“Forgetting those things which are behind . . .” (Philippians 3:13).
REACHING FORWARD IS A HARD THING TO DO WHEN IT REQUIRES US TO LET GO OF THINGS WE’RE NOT READY TO LET GO OF. Some aspects of our lives might not be hard to surrender, of course, but other things may not be so easy to relinquish. Yet there is no other way. We can’t stay in the same spot and move ahead too.
The blessings God has given us in this “life under the sun” are meant to be enjoyed, but they’re meant to be enjoyed and then let go of. In contrast to what we’ll enjoy in life beyond the sun, all things here are temporal and transitory. Not one of these enjoyments — not even the best of them — is ours to keep permanently. Job spoke for all of us when he said, “Naked I came from my mother’s womb, and naked shall I return there” (Job 1:21).

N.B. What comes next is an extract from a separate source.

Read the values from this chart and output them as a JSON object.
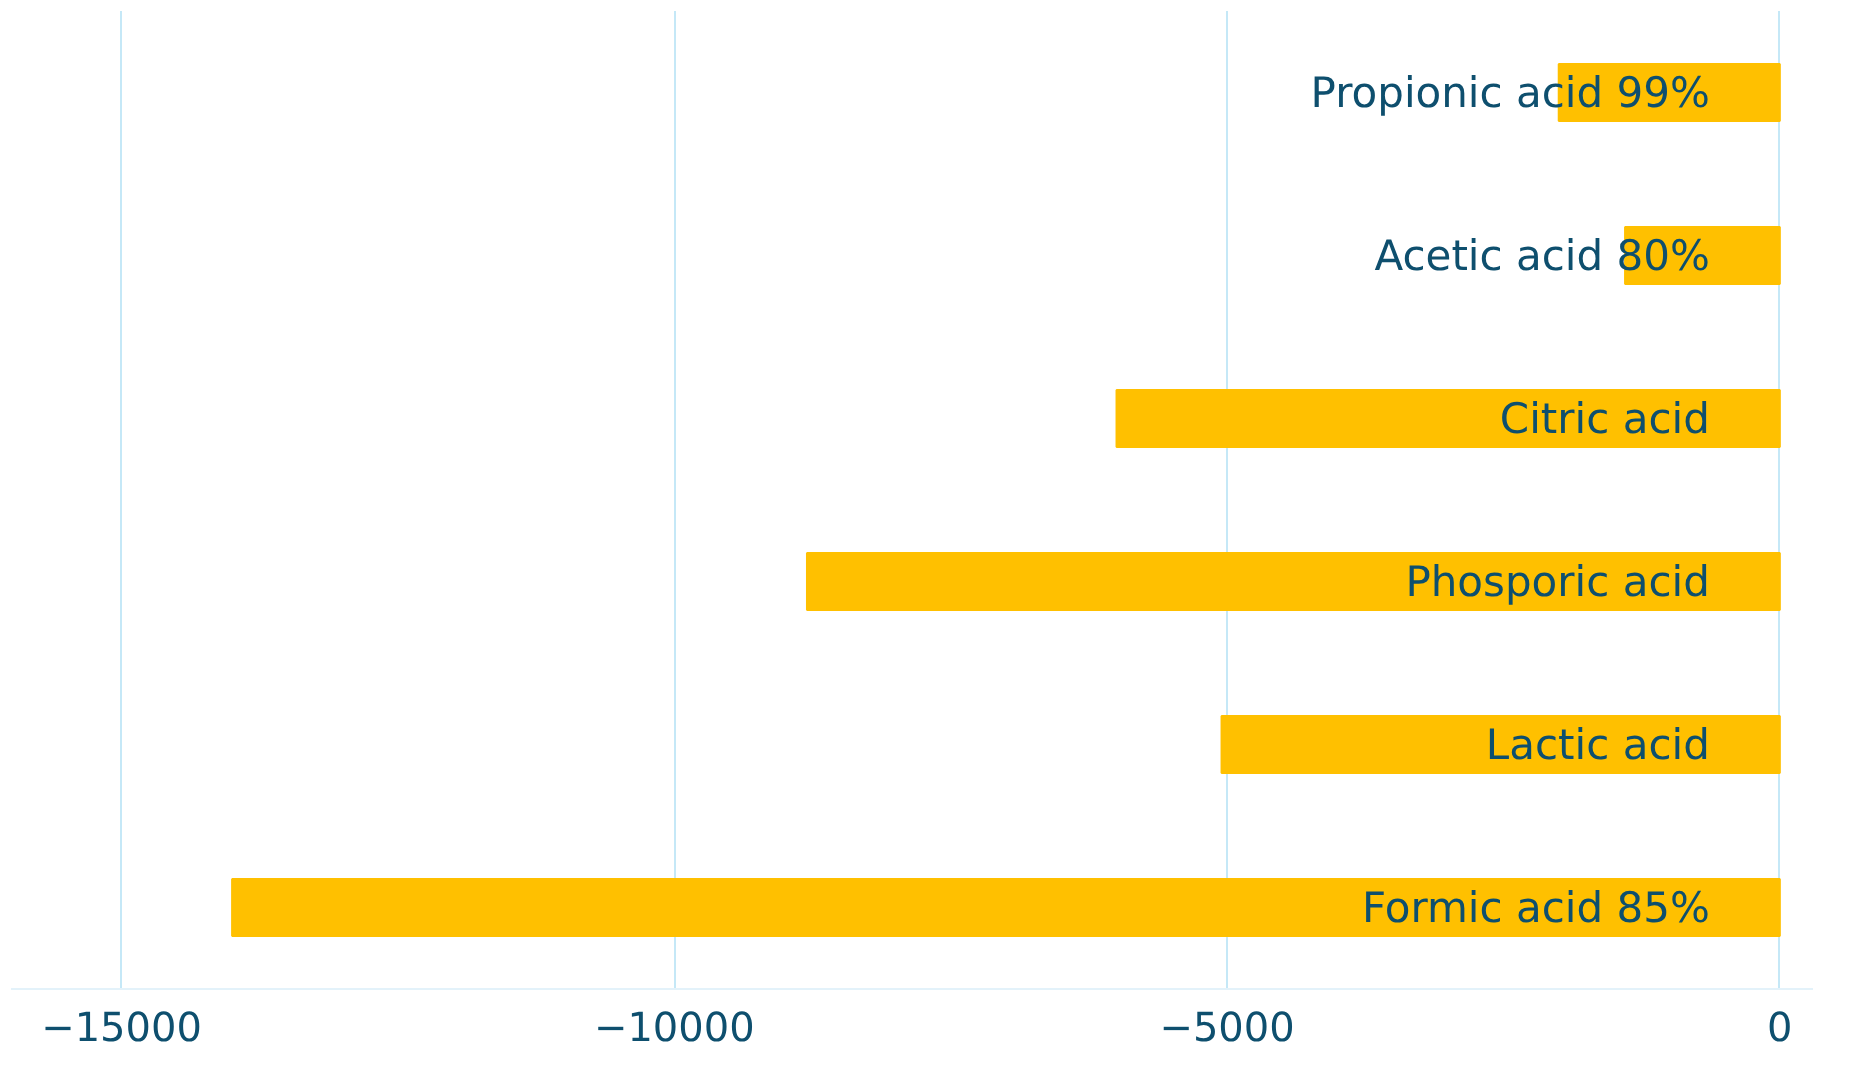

As with all “consumables,” we should be willing to let go of these favors once they’ve served their purpose in God’s will for our lives. We understand this to be true when we die — we will surely leave all earthly benefits behind at that point. But many of them will have to be relinquished before we die. So even while we have them to enjoy, we should hold them gently. God shouldn’t have to pry our fingers off of them when the time comes.

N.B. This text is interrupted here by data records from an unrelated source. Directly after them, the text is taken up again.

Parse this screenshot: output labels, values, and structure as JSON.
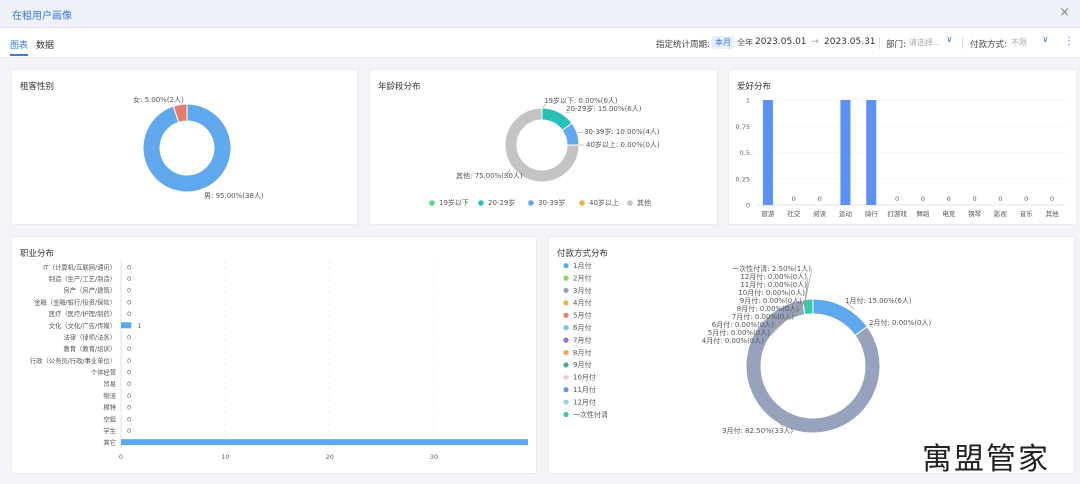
{
  "window": {
    "title": "在租用户画像",
    "close_glyph": "×"
  },
  "tabs": [
    {
      "label": "图表",
      "active": true
    },
    {
      "label": "数据",
      "active": false
    }
  ],
  "filters": {
    "period_label": "指定统计周期:",
    "this_month": "本月",
    "full_year": "全年",
    "start_date": "2023.05.01",
    "arrow": "→",
    "end_date": "2023.05.31",
    "dept_label": "部门:",
    "dept_placeholder": "请选择...",
    "pay_label": "付款方式:",
    "pay_placeholder": "不限",
    "chevron": "∨",
    "more": "⋮"
  },
  "gender": {
    "title": "租客性别",
    "chart_data": {
      "type": "pie",
      "slices": [
        {
          "label": "男",
          "value": 95.0,
          "count": 38,
          "color": "#5fa8ee",
          "text": "男: 95.00%(38人)"
        },
        {
          "label": "女",
          "value": 5.0,
          "count": 2,
          "color": "#e87c6b",
          "text": "女: 5.00%(2人)"
        }
      ]
    }
  },
  "age": {
    "title": "年龄段分布",
    "chart_data": {
      "type": "pie",
      "slices": [
        {
          "label": "19岁以下",
          "value": 0.0,
          "count": 0,
          "color": "#5fd38d",
          "text": "19岁以下: 0.00%(0人)"
        },
        {
          "label": "20-29岁",
          "value": 15.0,
          "count": 6,
          "color": "#26c0b8",
          "text": "20-29岁: 15.00%(6人)"
        },
        {
          "label": "30-39岁",
          "value": 10.0,
          "count": 4,
          "color": "#5fa8ee",
          "text": "30-39岁: 10.00%(4人)"
        },
        {
          "label": "40岁以上",
          "value": 0.0,
          "count": 0,
          "color": "#f0b048",
          "text": "40岁以上: 0.00%(0人)"
        },
        {
          "label": "其他",
          "value": 75.0,
          "count": 30,
          "color": "#c3c3c3",
          "text": "其他: 75.00%(30人)"
        }
      ]
    }
  },
  "hobby": {
    "title": "爱好分布",
    "chart_data": {
      "type": "bar",
      "categories": [
        "旅游",
        "社交",
        "阅读",
        "运动",
        "骑行",
        "打游戏",
        "舞蹈",
        "电竞",
        "钢琴",
        "影视",
        "音乐",
        "其他"
      ],
      "values": [
        1,
        0,
        0,
        1,
        1,
        0,
        0,
        0,
        0,
        0,
        0,
        0
      ],
      "yticks": [
        "0",
        "0.25",
        "0.5",
        "0.75",
        "1"
      ],
      "ylim": [
        0,
        1
      ],
      "color": "#5b8ff9"
    }
  },
  "job": {
    "title": "职业分布",
    "chart_data": {
      "type": "bar",
      "orientation": "horizontal",
      "categories": [
        "IT（计算机/互联网/通讯）",
        "制造（生产/工艺/制造）",
        "房产（房产/建筑）",
        "金融（金融/银行/投资/保险）",
        "医疗（医疗/护理/制药）",
        "文化（文化/广告/传媒）",
        "法律（律师/法务）",
        "教育（教育/培训）",
        "行政（公务员/行政/事业单位）",
        "个体经营",
        "贸易",
        "物流",
        "模特",
        "空姐",
        "学生",
        "其它"
      ],
      "values": [
        0,
        0,
        0,
        0,
        0,
        1,
        0,
        0,
        0,
        0,
        0,
        0,
        0,
        0,
        0,
        39
      ],
      "xticks": [
        "0",
        "10",
        "20",
        "30"
      ],
      "color": "#5fa8ee"
    }
  },
  "payment": {
    "title": "付款方式分布",
    "chart_data": {
      "type": "pie",
      "slices": [
        {
          "label": "1月付",
          "value": 15.0,
          "count": 6,
          "color": "#5fa8ee",
          "text": "1月付: 15.00%(6人)"
        },
        {
          "label": "2月付",
          "value": 0.0,
          "count": 0,
          "color": "#8fd16a",
          "text": "2月付: 0.00%(0人)"
        },
        {
          "label": "3月付",
          "value": 82.5,
          "count": 33,
          "color": "#97a2bd",
          "text": "3月付: 82.50%(33人)"
        },
        {
          "label": "4月付",
          "value": 0.0,
          "count": 0,
          "color": "#f0b048",
          "text": "4月付: 0.00%(0人)"
        },
        {
          "label": "5月付",
          "value": 0.0,
          "count": 0,
          "color": "#e87c6b",
          "text": "5月付: 0.00%(0人)"
        },
        {
          "label": "6月付",
          "value": 0.0,
          "count": 0,
          "color": "#6ec8f0",
          "text": "6月付: 0.00%(0人)"
        },
        {
          "label": "7月付",
          "value": 0.0,
          "count": 0,
          "color": "#9a6fd0",
          "text": "7月付: 0.00%(0人)"
        },
        {
          "label": "8月付",
          "value": 0.0,
          "count": 0,
          "color": "#f0a45a",
          "text": "8月付: 0.00%(0人)"
        },
        {
          "label": "9月付",
          "value": 0.0,
          "count": 0,
          "color": "#5aa59a",
          "text": "9月付: 0.00%(0人)"
        },
        {
          "label": "10月付",
          "value": 0.0,
          "count": 0,
          "color": "#f5c8d8",
          "text": "10月付: 0.00%(0人)"
        },
        {
          "label": "11月付",
          "value": 0.0,
          "count": 0,
          "color": "#6d8fdc",
          "text": "11月付: 0.00%(0人)"
        },
        {
          "label": "12月付",
          "value": 0.0,
          "count": 0,
          "color": "#9ecfe6",
          "text": "12月付: 0.00%(0人)"
        },
        {
          "label": "一次性付清",
          "value": 2.5,
          "count": 1,
          "color": "#3dc9a8",
          "text": "一次性付清: 2.50%(1人)"
        }
      ]
    }
  },
  "watermark": "寓盟管家"
}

If there is any “thing” that we can’t let go of, that thing is an idol, and idols destroy souls. Jesus urged us to lay up for ourselves treasures in heaven, and He contrasted the permanence of those treasures to the perishability of all things earthly (Matthew 13:44). But we make a tragic mistake if we think Jesus had in mind only the wicked and their trust in things like money. A Christian who holds his family relationships as tightly as some people hold their money is being just as worldly. All earthly things, even the ones that good people prefer, are temporary. And we should be willing to part with them whenever reaching forward requires us to do so.

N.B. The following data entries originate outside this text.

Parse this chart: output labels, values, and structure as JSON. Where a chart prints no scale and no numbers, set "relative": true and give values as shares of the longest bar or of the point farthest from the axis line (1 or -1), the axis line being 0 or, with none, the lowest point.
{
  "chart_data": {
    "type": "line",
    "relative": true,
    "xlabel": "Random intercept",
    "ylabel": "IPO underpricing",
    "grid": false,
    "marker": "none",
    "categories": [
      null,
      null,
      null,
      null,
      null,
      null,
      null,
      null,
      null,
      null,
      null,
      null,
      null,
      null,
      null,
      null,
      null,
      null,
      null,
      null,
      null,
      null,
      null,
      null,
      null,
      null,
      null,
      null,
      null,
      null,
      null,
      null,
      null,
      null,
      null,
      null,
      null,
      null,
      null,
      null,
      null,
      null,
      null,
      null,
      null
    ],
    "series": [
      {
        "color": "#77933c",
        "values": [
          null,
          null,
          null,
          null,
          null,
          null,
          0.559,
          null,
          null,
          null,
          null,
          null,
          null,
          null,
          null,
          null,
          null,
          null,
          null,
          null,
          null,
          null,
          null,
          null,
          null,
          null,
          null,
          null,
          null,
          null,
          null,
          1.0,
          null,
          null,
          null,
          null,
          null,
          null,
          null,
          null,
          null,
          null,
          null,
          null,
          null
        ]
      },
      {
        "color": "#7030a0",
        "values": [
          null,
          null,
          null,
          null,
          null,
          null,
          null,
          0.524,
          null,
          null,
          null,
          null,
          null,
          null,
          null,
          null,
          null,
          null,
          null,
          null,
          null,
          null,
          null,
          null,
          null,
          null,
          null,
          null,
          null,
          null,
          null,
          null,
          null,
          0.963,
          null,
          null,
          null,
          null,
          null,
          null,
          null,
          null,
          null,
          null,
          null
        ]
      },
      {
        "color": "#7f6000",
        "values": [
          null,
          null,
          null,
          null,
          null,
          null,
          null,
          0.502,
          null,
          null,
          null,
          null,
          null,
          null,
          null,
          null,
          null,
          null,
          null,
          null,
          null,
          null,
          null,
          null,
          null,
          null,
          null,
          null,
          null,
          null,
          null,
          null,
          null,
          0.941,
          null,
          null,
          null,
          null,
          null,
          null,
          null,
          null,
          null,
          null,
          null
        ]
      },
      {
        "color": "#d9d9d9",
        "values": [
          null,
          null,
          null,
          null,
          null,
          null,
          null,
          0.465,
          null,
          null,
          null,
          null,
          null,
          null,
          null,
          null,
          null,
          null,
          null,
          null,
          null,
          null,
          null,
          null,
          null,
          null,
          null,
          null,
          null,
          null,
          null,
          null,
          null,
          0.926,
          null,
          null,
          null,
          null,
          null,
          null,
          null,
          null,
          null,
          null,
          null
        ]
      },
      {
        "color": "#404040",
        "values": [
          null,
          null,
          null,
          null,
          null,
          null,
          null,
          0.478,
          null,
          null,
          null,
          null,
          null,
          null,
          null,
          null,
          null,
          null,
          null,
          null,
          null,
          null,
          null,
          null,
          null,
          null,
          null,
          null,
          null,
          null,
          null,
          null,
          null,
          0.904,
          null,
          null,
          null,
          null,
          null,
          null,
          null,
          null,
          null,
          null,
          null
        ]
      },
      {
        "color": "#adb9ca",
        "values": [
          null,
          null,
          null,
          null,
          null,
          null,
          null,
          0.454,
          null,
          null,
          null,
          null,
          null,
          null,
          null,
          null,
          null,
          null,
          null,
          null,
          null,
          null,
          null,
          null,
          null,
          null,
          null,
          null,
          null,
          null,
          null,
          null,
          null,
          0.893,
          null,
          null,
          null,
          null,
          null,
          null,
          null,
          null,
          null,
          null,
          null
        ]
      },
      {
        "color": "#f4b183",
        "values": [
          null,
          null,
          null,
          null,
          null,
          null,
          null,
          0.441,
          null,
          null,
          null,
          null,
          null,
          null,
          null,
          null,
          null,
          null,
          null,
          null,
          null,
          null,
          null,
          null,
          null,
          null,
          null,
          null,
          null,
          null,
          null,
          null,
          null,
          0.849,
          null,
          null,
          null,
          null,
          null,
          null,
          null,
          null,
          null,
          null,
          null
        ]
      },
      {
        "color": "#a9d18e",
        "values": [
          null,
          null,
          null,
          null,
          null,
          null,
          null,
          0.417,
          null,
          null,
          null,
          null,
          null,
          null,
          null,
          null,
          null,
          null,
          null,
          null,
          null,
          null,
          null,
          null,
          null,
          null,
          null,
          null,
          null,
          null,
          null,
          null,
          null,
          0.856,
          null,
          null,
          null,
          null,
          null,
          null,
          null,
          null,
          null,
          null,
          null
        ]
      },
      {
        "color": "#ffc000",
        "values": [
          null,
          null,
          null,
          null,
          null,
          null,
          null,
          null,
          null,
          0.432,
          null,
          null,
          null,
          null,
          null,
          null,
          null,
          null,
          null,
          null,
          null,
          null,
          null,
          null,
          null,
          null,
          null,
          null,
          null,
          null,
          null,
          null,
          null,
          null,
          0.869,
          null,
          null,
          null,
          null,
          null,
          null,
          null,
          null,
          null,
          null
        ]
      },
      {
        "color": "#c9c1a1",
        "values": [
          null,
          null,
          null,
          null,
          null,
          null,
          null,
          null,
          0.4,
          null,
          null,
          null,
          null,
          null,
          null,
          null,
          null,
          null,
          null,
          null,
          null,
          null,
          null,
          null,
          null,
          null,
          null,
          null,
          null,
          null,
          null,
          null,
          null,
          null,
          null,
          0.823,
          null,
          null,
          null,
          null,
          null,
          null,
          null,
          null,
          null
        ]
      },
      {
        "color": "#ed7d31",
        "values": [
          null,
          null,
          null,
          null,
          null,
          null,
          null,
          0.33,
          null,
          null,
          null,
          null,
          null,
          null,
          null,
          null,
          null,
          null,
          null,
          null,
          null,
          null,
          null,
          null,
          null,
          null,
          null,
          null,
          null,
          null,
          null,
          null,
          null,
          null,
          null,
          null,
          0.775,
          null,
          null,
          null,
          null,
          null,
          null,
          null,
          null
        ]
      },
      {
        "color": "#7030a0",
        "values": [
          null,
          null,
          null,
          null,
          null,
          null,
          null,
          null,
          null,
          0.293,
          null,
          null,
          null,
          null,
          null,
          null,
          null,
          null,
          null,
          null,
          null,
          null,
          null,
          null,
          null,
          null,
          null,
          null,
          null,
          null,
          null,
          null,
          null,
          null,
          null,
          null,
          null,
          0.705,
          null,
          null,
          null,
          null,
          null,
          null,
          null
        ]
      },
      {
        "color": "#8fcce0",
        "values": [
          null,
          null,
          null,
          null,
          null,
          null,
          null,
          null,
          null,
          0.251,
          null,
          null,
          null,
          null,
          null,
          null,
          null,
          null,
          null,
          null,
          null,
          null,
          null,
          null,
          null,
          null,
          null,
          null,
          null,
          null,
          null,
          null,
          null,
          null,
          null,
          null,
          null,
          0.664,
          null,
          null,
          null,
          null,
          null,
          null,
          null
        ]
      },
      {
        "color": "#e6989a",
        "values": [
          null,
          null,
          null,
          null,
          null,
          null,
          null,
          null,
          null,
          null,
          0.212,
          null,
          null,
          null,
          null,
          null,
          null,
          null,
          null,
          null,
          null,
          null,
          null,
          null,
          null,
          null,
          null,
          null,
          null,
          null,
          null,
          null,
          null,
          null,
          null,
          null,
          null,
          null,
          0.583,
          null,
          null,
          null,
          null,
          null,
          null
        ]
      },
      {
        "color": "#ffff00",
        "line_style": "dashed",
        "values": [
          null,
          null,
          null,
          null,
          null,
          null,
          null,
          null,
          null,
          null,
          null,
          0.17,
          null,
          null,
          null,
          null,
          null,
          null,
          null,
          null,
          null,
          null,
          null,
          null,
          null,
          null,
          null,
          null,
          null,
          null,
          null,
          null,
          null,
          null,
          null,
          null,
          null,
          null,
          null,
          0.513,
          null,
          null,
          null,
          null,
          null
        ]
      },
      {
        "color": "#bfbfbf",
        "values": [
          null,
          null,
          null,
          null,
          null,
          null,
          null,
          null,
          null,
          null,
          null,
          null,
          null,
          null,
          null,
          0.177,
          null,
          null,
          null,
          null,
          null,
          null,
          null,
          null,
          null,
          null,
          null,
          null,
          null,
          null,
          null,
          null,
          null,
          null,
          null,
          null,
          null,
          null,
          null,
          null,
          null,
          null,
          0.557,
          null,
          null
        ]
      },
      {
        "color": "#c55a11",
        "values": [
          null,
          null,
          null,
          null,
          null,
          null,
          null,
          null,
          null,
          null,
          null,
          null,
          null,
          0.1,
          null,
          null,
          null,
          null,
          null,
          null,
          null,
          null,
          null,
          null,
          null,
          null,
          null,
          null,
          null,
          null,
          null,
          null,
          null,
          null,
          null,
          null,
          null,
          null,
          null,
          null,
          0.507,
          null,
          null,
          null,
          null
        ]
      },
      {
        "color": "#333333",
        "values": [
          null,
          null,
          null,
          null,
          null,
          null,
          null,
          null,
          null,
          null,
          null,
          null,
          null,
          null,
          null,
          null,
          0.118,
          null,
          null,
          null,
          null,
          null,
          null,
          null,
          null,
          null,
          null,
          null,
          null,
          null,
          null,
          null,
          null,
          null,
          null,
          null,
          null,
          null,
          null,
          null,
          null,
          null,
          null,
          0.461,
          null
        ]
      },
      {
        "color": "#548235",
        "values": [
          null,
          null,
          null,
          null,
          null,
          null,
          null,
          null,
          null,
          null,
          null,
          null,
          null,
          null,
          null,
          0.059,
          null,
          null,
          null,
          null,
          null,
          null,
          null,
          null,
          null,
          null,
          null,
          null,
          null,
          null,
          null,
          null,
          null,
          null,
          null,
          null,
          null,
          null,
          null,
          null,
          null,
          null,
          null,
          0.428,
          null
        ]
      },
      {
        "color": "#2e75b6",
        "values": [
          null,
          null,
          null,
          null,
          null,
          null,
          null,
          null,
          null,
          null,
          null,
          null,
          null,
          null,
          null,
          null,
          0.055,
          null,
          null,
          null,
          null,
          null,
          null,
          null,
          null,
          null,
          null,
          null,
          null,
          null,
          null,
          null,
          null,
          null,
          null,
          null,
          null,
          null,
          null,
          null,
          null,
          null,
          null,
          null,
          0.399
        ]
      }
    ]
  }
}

The sad thing is, our won’t-let-go attitude often diminishes our enjoyment of what we have even while we have it. That’s the message of Ecclesiastes, and it’s a part of the gospel of Christ as well. Whatever God has given us in this world, we get more out of it, not less, when we loosen our grip and hold it more openly.
“In the kingdom of God the surest way to lose something is to try to protect it, and the best way to keep it is to let it go” (A. W. Tozer).